After ExxonMobil abandoned the Cree well, the industry's hopes for that "next good discovery" were focused on Marathon Oil's Crimson well in the Annapolis Block. There was hopeful talk that a successful find there could begin a domino effect and break the logjam that has stymied the industry for four years. If Crimson had been a success, it may have encouraged EnCana to proceed with Deep Panuke. And that, in turn, could have led to an expansion of the Maritimes & Northeast Pipeline connecting Nova Scotia to the U.S. market, meaning hundreds more jobs and a renewed interest in exploration. Suddenly, all those rosy projections wouldn't seem so far-fetched.
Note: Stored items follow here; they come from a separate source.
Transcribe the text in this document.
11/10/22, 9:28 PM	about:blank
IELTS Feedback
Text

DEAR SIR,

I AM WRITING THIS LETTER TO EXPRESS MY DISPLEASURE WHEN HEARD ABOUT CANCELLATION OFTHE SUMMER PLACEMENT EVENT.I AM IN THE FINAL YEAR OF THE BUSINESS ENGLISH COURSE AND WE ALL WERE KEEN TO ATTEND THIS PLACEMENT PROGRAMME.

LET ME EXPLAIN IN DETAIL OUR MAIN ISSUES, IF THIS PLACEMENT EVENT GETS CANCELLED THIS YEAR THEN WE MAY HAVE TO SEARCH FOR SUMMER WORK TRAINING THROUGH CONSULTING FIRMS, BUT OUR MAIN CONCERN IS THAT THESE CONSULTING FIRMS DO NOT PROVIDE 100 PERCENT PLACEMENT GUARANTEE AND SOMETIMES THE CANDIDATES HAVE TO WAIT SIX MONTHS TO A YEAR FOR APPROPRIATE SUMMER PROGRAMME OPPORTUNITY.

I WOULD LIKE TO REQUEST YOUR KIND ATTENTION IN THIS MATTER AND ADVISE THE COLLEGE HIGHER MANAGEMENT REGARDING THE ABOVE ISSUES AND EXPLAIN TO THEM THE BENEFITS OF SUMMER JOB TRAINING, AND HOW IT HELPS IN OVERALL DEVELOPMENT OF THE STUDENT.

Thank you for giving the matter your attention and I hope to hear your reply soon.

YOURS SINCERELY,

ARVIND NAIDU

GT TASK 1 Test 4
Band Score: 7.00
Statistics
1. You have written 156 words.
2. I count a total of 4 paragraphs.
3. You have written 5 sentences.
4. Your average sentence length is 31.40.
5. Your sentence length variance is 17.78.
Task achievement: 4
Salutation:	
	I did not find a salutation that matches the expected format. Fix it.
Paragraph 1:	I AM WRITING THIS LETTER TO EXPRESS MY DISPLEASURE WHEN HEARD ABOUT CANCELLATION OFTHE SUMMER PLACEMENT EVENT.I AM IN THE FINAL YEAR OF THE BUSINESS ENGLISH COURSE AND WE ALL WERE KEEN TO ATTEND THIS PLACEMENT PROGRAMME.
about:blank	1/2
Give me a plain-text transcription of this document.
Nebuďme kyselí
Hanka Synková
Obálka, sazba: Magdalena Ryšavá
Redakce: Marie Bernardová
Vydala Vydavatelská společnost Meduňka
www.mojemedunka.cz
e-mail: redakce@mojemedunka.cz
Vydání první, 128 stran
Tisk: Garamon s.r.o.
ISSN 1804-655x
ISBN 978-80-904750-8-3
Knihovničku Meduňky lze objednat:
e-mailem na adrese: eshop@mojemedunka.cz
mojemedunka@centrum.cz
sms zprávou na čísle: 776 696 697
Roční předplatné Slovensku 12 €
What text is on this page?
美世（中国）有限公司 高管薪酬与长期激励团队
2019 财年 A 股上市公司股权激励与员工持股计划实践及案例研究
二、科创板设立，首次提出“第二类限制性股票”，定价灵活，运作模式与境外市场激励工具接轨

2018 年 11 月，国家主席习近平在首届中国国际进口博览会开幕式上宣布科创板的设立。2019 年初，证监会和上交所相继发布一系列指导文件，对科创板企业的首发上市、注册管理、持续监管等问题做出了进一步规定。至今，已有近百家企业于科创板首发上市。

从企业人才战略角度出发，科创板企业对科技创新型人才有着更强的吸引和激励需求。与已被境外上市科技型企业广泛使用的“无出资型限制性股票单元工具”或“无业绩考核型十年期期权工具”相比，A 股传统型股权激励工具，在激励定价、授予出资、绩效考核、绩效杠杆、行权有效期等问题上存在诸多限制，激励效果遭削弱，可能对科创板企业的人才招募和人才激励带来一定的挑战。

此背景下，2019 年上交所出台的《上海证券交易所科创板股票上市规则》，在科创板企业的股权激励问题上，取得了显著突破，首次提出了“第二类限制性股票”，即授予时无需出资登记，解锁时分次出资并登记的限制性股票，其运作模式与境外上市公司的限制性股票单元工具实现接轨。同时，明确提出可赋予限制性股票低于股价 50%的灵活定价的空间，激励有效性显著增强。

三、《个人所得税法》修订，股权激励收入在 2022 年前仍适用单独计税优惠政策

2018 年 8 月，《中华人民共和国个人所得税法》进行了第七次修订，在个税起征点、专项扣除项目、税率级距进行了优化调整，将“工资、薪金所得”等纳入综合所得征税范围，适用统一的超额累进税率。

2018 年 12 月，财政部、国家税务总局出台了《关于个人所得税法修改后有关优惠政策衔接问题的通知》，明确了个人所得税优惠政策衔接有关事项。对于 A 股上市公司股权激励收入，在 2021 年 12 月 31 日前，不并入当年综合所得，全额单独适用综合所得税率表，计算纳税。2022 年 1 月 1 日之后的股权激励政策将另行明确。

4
But those hopes crumbled last week with news of Crimson's failure.
The industry's proponents aren't giving up. MacDonald admits he gets his hopes up on every major drilling program, and his hopes were higher than usual on Crimson. But despite all the setbacks, he says he'll keep working. Bass Enterprises Production Co., the private exploration company owned by Texas's wealthy Bass clan, recently revealed its intention to drill up to three new wells in Nova Scotia waters, and that tells you something about the promise of the industry. "As long as Nova Scotia is situated as close as we are to the northeastern U.S., and its insatiable demand for energy, there will be interest here," MacDonald says. "It doesn't matter if the next 10 wells are dry, there will always be people willing to drill $90-million gas wells here." As long as there is drilling, there is hope, but he knows the other side of that coin too. Until there is a major find - or, better yet, several major finds - hope and promises may be all there is to hold on to.